Saturday, December 15, 2012


Market Breadth is an indicator that tells us how many stocks are going up, how many are going down and how many are unchanged. It gives us an easy way to see how many stocks are participating in the current move.

I'm going to be using the S&P 500 in my examples, but market breadth should be calculated from all stocks -- better yet, all stocks that meet a certain volume criteria. The S&P 500 just makes the examples easier since we're dealing with exactly 500 stocks each time.

Breadth provides a much clearer way of looking at the market than just seeing if the indexes are green or red for the day. For example, the S&P 500 is comprised of 500 stocks. At the end of the day it may be up half a percent. Someone seeing this on the news may think it was a great day for stocks, but let's take a closer look. When we monitor the breadth for the day we notice out of the 500 stocks only 260 finished higher and 240 were lower. It turns out that it wasn't such a great day. Maybe Apple or Pfizer had a great day and skewed the overall index. Breadth will tell you this.
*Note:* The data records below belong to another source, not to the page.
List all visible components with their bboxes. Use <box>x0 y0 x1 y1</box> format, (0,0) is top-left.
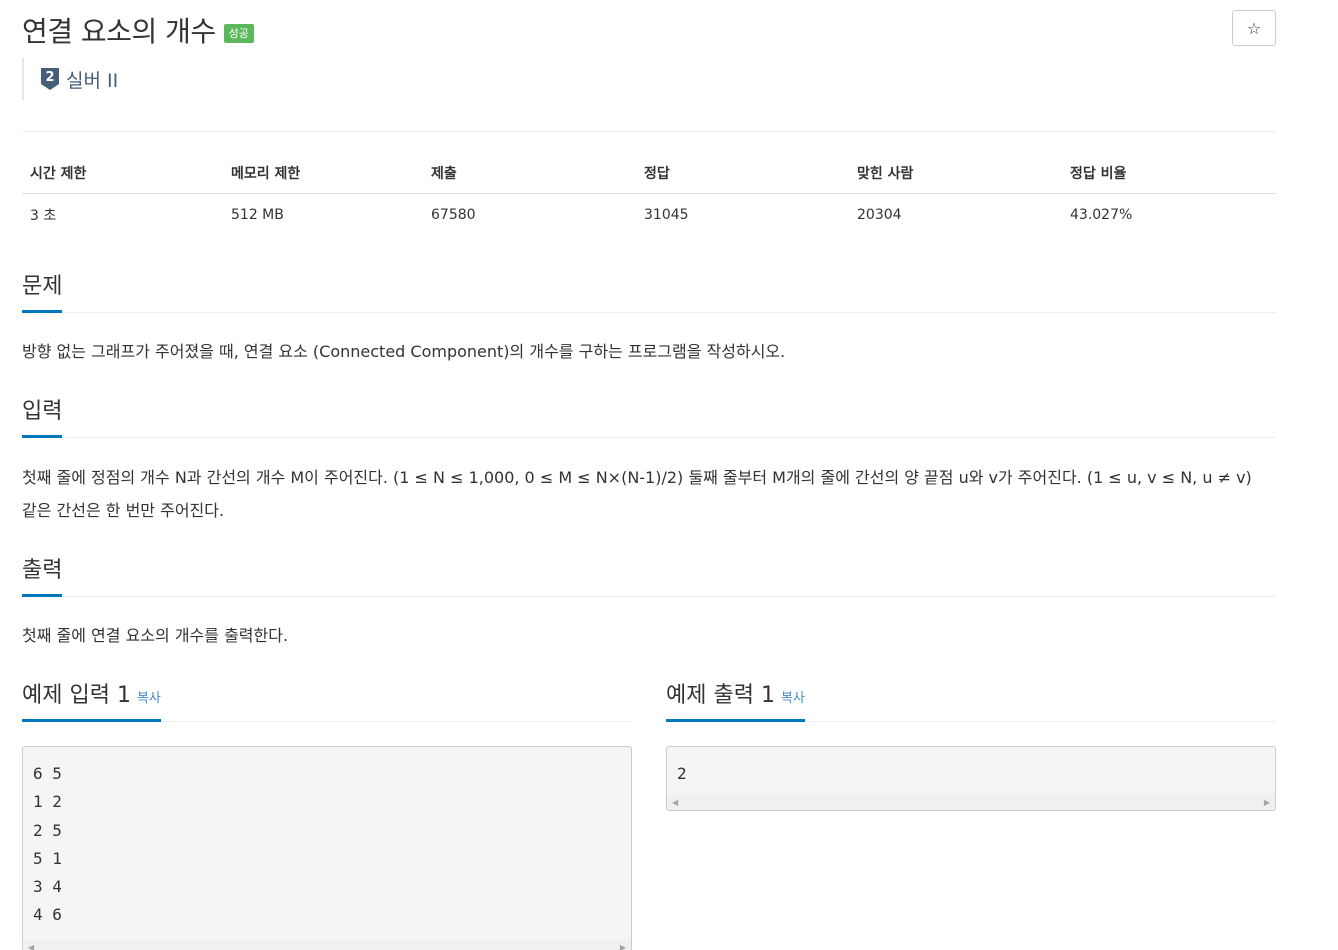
sample-input-heading: 예제 입력 1 복사 <box>22 677 161 722</box>
scroll-right-icon[interactable]: ▶ <box>1264 798 1270 807</box>
header-accepted: 정답 <box>636 154 849 194</box>
scroll-right-icon[interactable]: ▶ <box>620 943 626 950</box>
tier-number: 2 <box>45 70 54 85</box>
sample-input-box[interactable]: 6 5 1 2 2 5 5 1 3 4 4 6 ◀ ▶ <box>22 746 632 950</box>
sample-output-box[interactable]: 2 ◀ ▶ <box>666 746 1276 811</box>
submissions-value: 67580 <box>431 207 476 223</box>
favorite-star-button[interactable]: ☆ <box>1232 10 1276 46</box>
page-title: 연결 요소의 개수 <box>22 15 216 48</box>
copy-sample-input-button[interactable]: 복사 <box>137 691 161 706</box>
problem-title-row: 연결 요소의 개수 성공 <box>22 10 254 50</box>
sample-output-header: 예제 출력 1 복사 <box>666 677 1276 722</box>
status-badge: 성공 <box>223 23 254 43</box>
header-submissions: 제출 <box>423 154 636 194</box>
accepted-value: 31045 <box>644 207 689 223</box>
sample-input-title: 예제 입력 1 <box>22 683 131 708</box>
sample-input-header: 예제 입력 1 복사 <box>22 677 632 722</box>
sample-input-code: 6 5 1 2 2 5 5 1 3 4 4 6 <box>33 764 62 925</box>
memory-limit-value: 512 MB <box>231 207 284 223</box>
sample-output-title: 예제 출력 1 <box>666 683 775 708</box>
problem-tier: 2 실버 II <box>22 58 118 100</box>
description-title: 문제 <box>22 268 63 313</box>
sample-output-code: 2 <box>677 764 687 783</box>
header-memory-limit: 메모리 제한 <box>223 154 423 194</box>
output-text: 첫째 줄에 연결 요소의 개수를 출력한다. <box>22 626 289 645</box>
time-limit-value: 3 초 <box>30 208 57 224</box>
description-section-header: 문제 <box>22 268 1276 313</box>
output-title: 출력 <box>22 552 63 597</box>
table-row: 3 초 512 MB 67580 31045 20304 43.027% <box>22 194 1276 234</box>
silver-tier-icon: 2 <box>41 68 59 90</box>
tier-label: 실버 II <box>66 69 119 92</box>
output-section-header: 출력 <box>22 552 1276 597</box>
star-icon: ☆ <box>1246 18 1262 38</box>
accept-ratio-value: 43.027% <box>1070 207 1133 223</box>
header-accept-ratio: 정답 비율 <box>1062 154 1276 194</box>
input-section-header: 입력 <box>22 393 1276 438</box>
header-time-limit: 시간 제한 <box>22 154 223 194</box>
divider <box>22 131 1276 132</box>
input-text: 첫째 줄에 정점의 개수 N과 간선의 개수 M이 주어진다. (1 ≤ N ≤… <box>22 468 1252 520</box>
input-title: 입력 <box>22 393 63 438</box>
description-text: 방향 없는 그래프가 주어졌을 때, 연결 요소 (Connected Comp… <box>22 342 786 361</box>
solved-users-value: 20304 <box>857 207 902 223</box>
scroll-left-icon[interactable]: ◀ <box>28 943 34 950</box>
copy-sample-output-button[interactable]: 복사 <box>781 691 805 706</box>
scroll-left-icon[interactable]: ◀ <box>672 798 678 807</box>
horizontal-scrollbar[interactable]: ◀ ▶ <box>23 940 631 950</box>
problem-info-table: 시간 제한 메모리 제한 제출 정답 맞힌 사람 정답 비율 3 초 512 M… <box>22 154 1276 233</box>
header-solved-users: 맞힌 사람 <box>849 154 1062 194</box>
sample-output-heading: 예제 출력 1 복사 <box>666 677 805 722</box>
horizontal-scrollbar[interactable]: ◀ ▶ <box>667 795 1275 810</box>
table-header-row: 시간 제한 메모리 제한 제출 정답 맞힌 사람 정답 비율 <box>22 154 1276 194</box>
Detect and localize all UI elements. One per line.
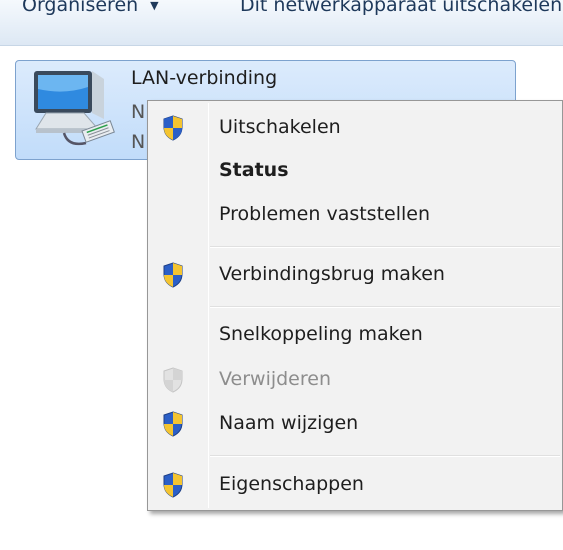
uac-shield-icon xyxy=(163,472,183,498)
menu-item-bridge-connections[interactable]: Verbindingsbrug maken xyxy=(148,255,562,295)
menu-item-label: Status xyxy=(219,159,289,181)
context-menu: Uitschakelen Status Problemen vaststelle… xyxy=(147,100,563,511)
menu-separator xyxy=(210,306,560,308)
menu-item-status[interactable]: Status xyxy=(148,151,562,191)
menu-item-label: Eigenschappen xyxy=(219,473,364,495)
menu-item-label: Naam wijzigen xyxy=(219,412,359,434)
organize-menu-button[interactable]: Organiseren ▼ xyxy=(22,0,159,16)
network-adapter-icon xyxy=(34,71,115,146)
uac-shield-icon xyxy=(163,115,183,141)
menu-item-label: Uitschakelen xyxy=(219,116,341,138)
uac-shield-icon xyxy=(163,262,183,288)
menu-separator xyxy=(210,455,560,457)
disable-device-button[interactable]: Dit netwerkapparaat uitschakelen xyxy=(240,0,562,16)
command-bar: Organiseren ▼ Dit netwerkapparaat uitscha… xyxy=(0,0,563,46)
connection-name: LAN-verbinding xyxy=(131,67,278,89)
uac-shield-icon xyxy=(163,411,183,437)
menu-item-label: Snelkoppeling maken xyxy=(219,323,423,345)
organize-label: Organiseren xyxy=(22,0,139,16)
menu-item-properties[interactable]: Eigenschappen xyxy=(148,465,562,505)
menu-item-label: Verbindingsbrug maken xyxy=(219,263,445,285)
menu-item-label: Problemen vaststellen xyxy=(219,203,431,225)
menu-item-create-shortcut[interactable]: Snelkoppeling maken xyxy=(148,315,562,355)
menu-item-delete: Verwijderen xyxy=(148,360,562,400)
uac-shield-icon xyxy=(163,367,183,393)
menu-item-disable[interactable]: Uitschakelen xyxy=(148,108,562,148)
connection-status-text: N xyxy=(131,101,146,123)
menu-item-label: Verwijderen xyxy=(219,368,331,390)
menu-item-diagnose[interactable]: Problemen vaststellen xyxy=(148,195,562,235)
menu-item-rename[interactable]: Naam wijzigen xyxy=(148,404,562,444)
chevron-down-icon: ▼ xyxy=(150,0,159,12)
menu-separator xyxy=(210,246,560,248)
connection-device-text: N xyxy=(131,131,146,153)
We are looking for a significant breadth move. This is when not much is happening and then all of a sudden 350 out of the 500 S&P stocks are up versus only 150 down. These types of moves usually lead to the start of a bull run. You want to start going long on good setups when you see breadth moves like this.

On the other side when you see only 150 stocks up it could mean the bears have taken control and it's time to get out and watch everyone else lose their money. The market moves in trends so when there's a big move down it will usually continue. This is the time to go short or sit on the sidelines.

Above is an example of a breadth indicator from It's a very simple highs vs lows chart. The S&P 500 index is the bottom chart. When highs vs lows is going up there's a good chance we had an up day.

As you can see the beginning of 2012 was a good time to be long. We had a good 4 months of advances but then it got a little shaky. In April you'll notice the bears starting to cause some disruption. At this point you don't need to get out but it should put you on alert. Then in May we experience a sharp drop down.

The great thing about breadth is how consistent it is. For the first four months of 2012 the S&P 500 went up, but even during those four months there were many down days. Yet, the number of advancing stocks kept going up. Following the breadth allows you to stay in the market and not get whipsawed so easily. You are able to ride out those one or two down days so you can take advantage of the three or four bigger up days.

I think we'll stop right here. There's much more to talk about but we'll discuss that in other posts. There's enough here to get everyone started.